Thanks so much for this info. I love my coffee and people are always telling me to drink the same amount in water that I have in coffee. Never thought it could end in such a terrible manner.

Ellie

kaplods
11-26-2010, 03:11 PM
Ah, Touche. ;)Any idea where I can find the new research to skim over [I'm up for a VERY boring day at work today, and this is interesting me...]


You won't find much research (old or new) because the medical community never did widely accept the water myths that have errroneously become "common knowledge." It's folklore, pure and simple.

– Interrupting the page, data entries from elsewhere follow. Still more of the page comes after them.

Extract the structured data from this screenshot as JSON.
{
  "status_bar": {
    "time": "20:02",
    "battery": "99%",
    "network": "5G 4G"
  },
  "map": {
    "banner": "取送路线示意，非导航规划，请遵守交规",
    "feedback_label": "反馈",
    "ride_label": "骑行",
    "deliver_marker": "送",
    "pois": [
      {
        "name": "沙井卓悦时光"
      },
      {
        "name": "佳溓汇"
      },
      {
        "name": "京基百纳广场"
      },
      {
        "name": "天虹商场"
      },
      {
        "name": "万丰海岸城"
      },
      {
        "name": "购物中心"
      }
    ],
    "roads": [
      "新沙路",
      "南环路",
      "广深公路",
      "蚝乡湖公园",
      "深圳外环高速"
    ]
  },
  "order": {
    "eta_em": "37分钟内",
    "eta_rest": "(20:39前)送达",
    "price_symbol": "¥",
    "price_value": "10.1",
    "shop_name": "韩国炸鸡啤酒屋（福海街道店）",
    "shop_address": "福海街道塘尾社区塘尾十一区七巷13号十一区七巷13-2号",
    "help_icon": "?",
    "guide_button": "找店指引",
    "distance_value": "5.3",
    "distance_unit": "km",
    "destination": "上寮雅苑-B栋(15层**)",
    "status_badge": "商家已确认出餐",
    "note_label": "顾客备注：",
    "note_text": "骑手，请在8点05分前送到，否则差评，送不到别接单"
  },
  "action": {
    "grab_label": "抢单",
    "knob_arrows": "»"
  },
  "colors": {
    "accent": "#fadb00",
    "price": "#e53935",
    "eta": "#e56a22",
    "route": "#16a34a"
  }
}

Snopes has a good overview (and cites some of the research, and other sources which may have more citations if you go to them)

http://www.snopes.com/medical/myths/8glasses.asp

ChristineForMe
11-26-2010, 03:15 PM
I haven't been to a WW meeting in 2 years, but I have been told that diet soda and water can be counted as water for your daily water log at a WW meeting in the past.

Heather
11-26-2010, 03:18 PM
Ah, Touche. ;)
Yeah. Personally coffee makes me thirsty - doesn't quench my thirst - so I guess I assume that the whole water replacement thing is correct.

Any idea where I can find the new research to skim over [I'm up for a VERY boring day at work today, and this is interesting me...]

I provided a link to it in my earlier post; here's a place to start: http://viewzone2.com/waterx.html
And here's a link summarizing some work by Dartmouth researchers. I believe a link to the actual journal article is at the bottom of the page:
http://dms.dartmouth.edu/news/2002_h2/08aug2002_water.shtml
I have also frequently gone to the snopes link kaplods provided.

graycyn
12-03-2010, 11:21 PM
I count my green and herbal teas as water intake. But I get plenty of water as well. Anything less than a gallon a day and I start to notice dry skin, dry eyes, headaches and I feel dehydrated. 'Course, I also live in a fairly dry climate.